The Truth about Men
I relate this story that my Bishop’s wife (BW) and my very own Visiting Teacher told me last night. When I asked her if it was ok to blog, she said, “Man, blog away!” BW’s step-mother doesn’t always get her facts straight, and often confuses words, and that is the subject of this post.
The story begins like this:
Several weeks ago BW’s brother came to his wife seeking his shoes. “Do you know where my shoes are?” he asked her. The wife said, “Yes, they are downstairs, to the right of the sofa between the magazine rack and the end of the sofa.”
Even with those very specific instructions BW’s brother couldn’t find his shoes. “Honey, I can’t find them!” He hollered back up to her from downstairs. She called down to him, “That is because you don’t have a uterus!” She immediately went downstairs and found the shoes exactly where she had described them.
Well, in a moment of confusion or gratuitous self-indulgence, the wife relayed this story to her mother-in-law, none other than BW’s step-mother. There was laughter and what not.
Cut to a family party several weeks later. Remember, no one at the party had heard the story of the lost shoes. So imagine their shock and awe when BW was assisting her younger brother (not the one with the shoes) in filling his plate. The brother was holding his infant, so needed an extra pair of hands.
When the Step-mom saw BW filling the plate, she said, in a very loud voice, “What? You can’t fill your own plate because you don’t have A VAGINA???”
Silence filled the kitchen. “Did she say what I thought she just said?” BW wondered. The children at the party heard the strange word and noticed the intense uncomfortable silence. Soon they began querying their parents, “Mom, what is a vagina?” This made for some interesting conversation.
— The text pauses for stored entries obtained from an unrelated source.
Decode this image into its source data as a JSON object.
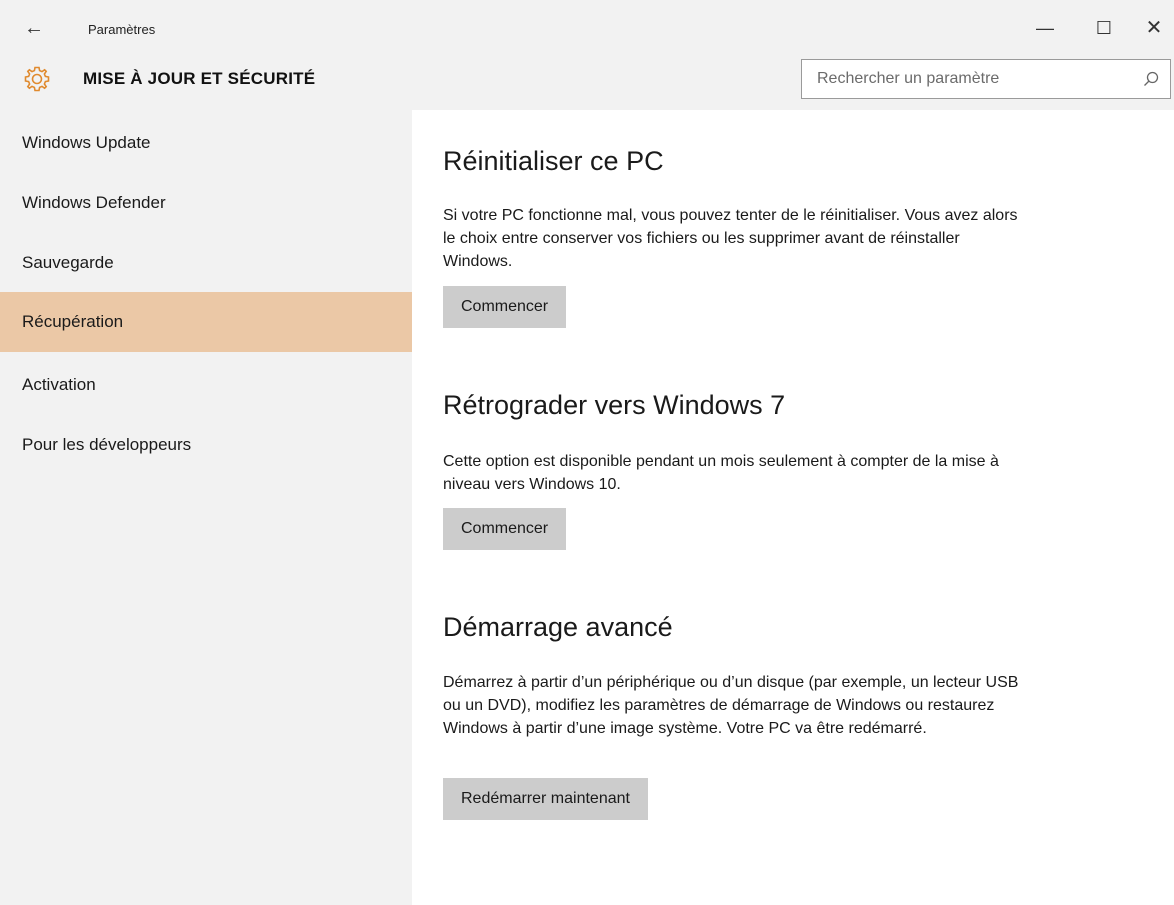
{
  "window": {
    "title": "Paramètres",
    "back_icon": "←",
    "minimize_icon": "—",
    "maximize_icon": "☐",
    "close_icon": "✕"
  },
  "header": {
    "title": "MISE À JOUR ET SÉCURITÉ",
    "icon": "gear-icon",
    "accent_color": "#e08a2e"
  },
  "search": {
    "placeholder": "Rechercher un paramètre",
    "icon": "search-icon"
  },
  "sidebar": {
    "items": [
      {
        "label": "Windows Update"
      },
      {
        "label": "Windows Defender"
      },
      {
        "label": "Sauvegarde"
      },
      {
        "label": "Récupération"
      },
      {
        "label": "Activation"
      },
      {
        "label": "Pour les développeurs"
      }
    ],
    "active_color": "#ebc8a6"
  },
  "main": {
    "sections": [
      {
        "title": "Réinitialiser ce PC",
        "description": "Si votre PC fonctionne mal, vous pouvez tenter de le réinitialiser. Vous avez alors le choix entre conserver vos fichiers ou les supprimer avant de réinstaller Windows.",
        "button": "Commencer"
      },
      {
        "title": "Rétrograder vers Windows 7",
        "description": "Cette option est disponible pendant un mois seulement à compter de la mise à niveau vers Windows 10.",
        "button": "Commencer"
      },
      {
        "title": "Démarrage avancé",
        "description": "Démarrez à partir d’un périphérique ou d’un disque (par exemple, un lecteur USB ou un DVD), modifiez les paramètres de démarrage de Windows ou restaurez Windows à partir d’une image système. Votre PC va être redémarré.",
        "button": "Redémarrer maintenant"
      }
    ]
  }
}
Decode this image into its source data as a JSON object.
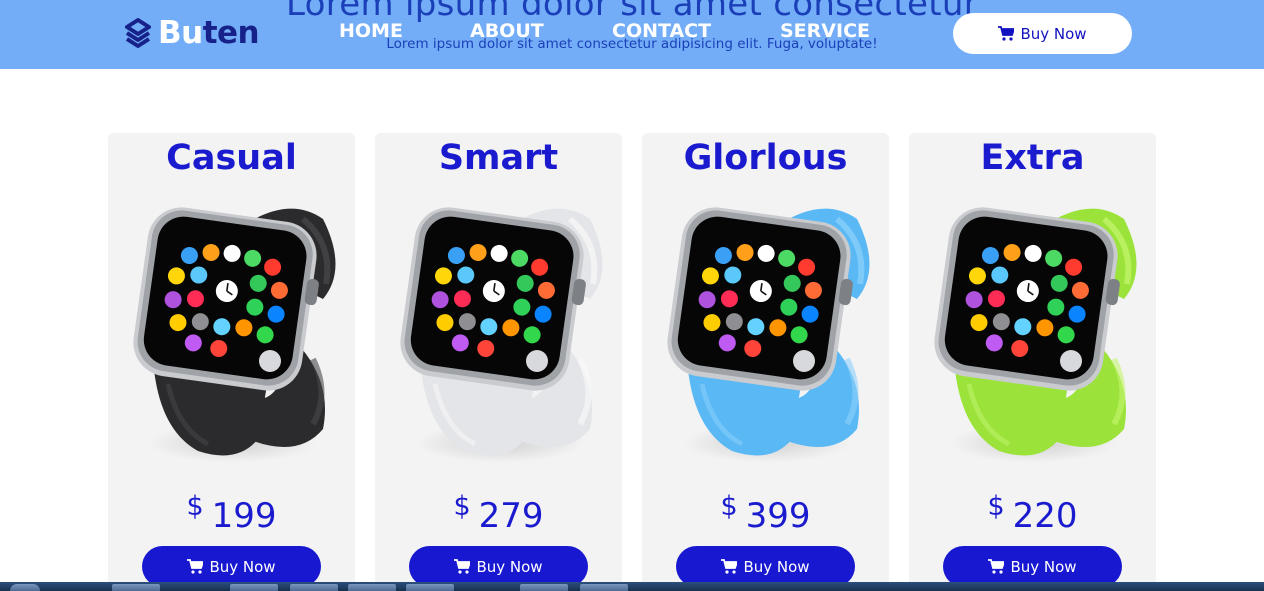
{
  "hero": {
    "title": "Lorem ipsum dolor sit amet consectetur",
    "subtitle": "Lorem ipsum dolor sit amet consectetur adipisicing elit. Fuga, voluptate!"
  },
  "brand": {
    "name_first": "Bu",
    "name_rest": "ten"
  },
  "nav": {
    "links": [
      "HOME",
      "ABOUT",
      "CONTACT",
      "SERVICE"
    ],
    "buy_label": "Buy Now"
  },
  "products": [
    {
      "name": "Casual",
      "currency": "$",
      "price": "199",
      "buy_label": "Buy Now",
      "band_color": "#2b2b2d",
      "band_light": "#4a4a4d"
    },
    {
      "name": "Smart",
      "currency": "$",
      "price": "279",
      "buy_label": "Buy Now",
      "band_color": "#e4e5e8",
      "band_light": "#fafafa"
    },
    {
      "name": "Glorlous",
      "currency": "$",
      "price": "399",
      "buy_label": "Buy Now",
      "band_color": "#5ab8f5",
      "band_light": "#8dd1fb"
    },
    {
      "name": "Extra",
      "currency": "$",
      "price": "220",
      "buy_label": "Buy Now",
      "band_color": "#9be33a",
      "band_light": "#c4f56f"
    }
  ],
  "colors": {
    "navbar_bg": "#74adf7",
    "accent": "#1818d0",
    "title_text": "#1a1acf",
    "card_bg": "#f3f3f3"
  },
  "icons": {
    "cart": "shopping-cart-icon",
    "logo": "layers-logo-icon"
  }
}
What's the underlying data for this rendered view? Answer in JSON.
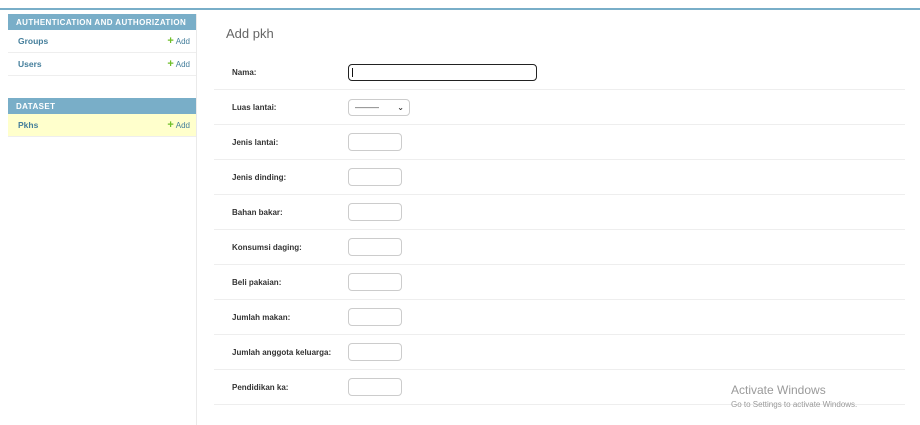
{
  "sidebar": {
    "modules": [
      {
        "caption": "AUTHENTICATION AND AUTHORIZATION",
        "models": [
          {
            "name": "Groups",
            "add": "Add"
          },
          {
            "name": "Users",
            "add": "Add"
          }
        ]
      },
      {
        "caption": "DATASET",
        "models": [
          {
            "name": "Pkhs",
            "add": "Add"
          }
        ]
      }
    ]
  },
  "main": {
    "title": "Add pkh",
    "fields": [
      {
        "label": "Nama:"
      },
      {
        "label": "Luas lantai:",
        "select_value": "———"
      },
      {
        "label": "Jenis lantai:"
      },
      {
        "label": "Jenis dinding:"
      },
      {
        "label": "Bahan bakar:"
      },
      {
        "label": "Konsumsi daging:"
      },
      {
        "label": "Beli pakaian:"
      },
      {
        "label": "Jumlah makan:"
      },
      {
        "label": "Jumlah anggota keluarga:"
      },
      {
        "label": "Pendidikan ka:"
      }
    ]
  },
  "watermark": {
    "title": "Activate Windows",
    "subtitle": "Go to Settings to activate Windows."
  },
  "colors": {
    "header": "#79aec8",
    "link": "#447e9b",
    "add_icon": "#70bf2b",
    "current_row": "#ffffcc"
  }
}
The brother who had lost his shoes shot his wife a look as if to say, “You told MY STEP-MOTHER?”
Well, still not understanding her great faux pas Step-mom had another opportunity to show off her sense of humor. A few minutes later the Step-Mom’s husband, BW’s father, who had not been in the kitchen for the previous “discussion” called to her from the panty. “Do you know where the catsup is?” Step-Mom went over to the pantry and called in, “What, you can’t find the catsup because you don’t have A VAGINA?”
At which point the door to the pantry swung open, Dad stood there, with a bottle of catsup in his hand and his jaw dropped to the floor. “What did you just say?”
And so, boys and girls, the truth about men is revealed.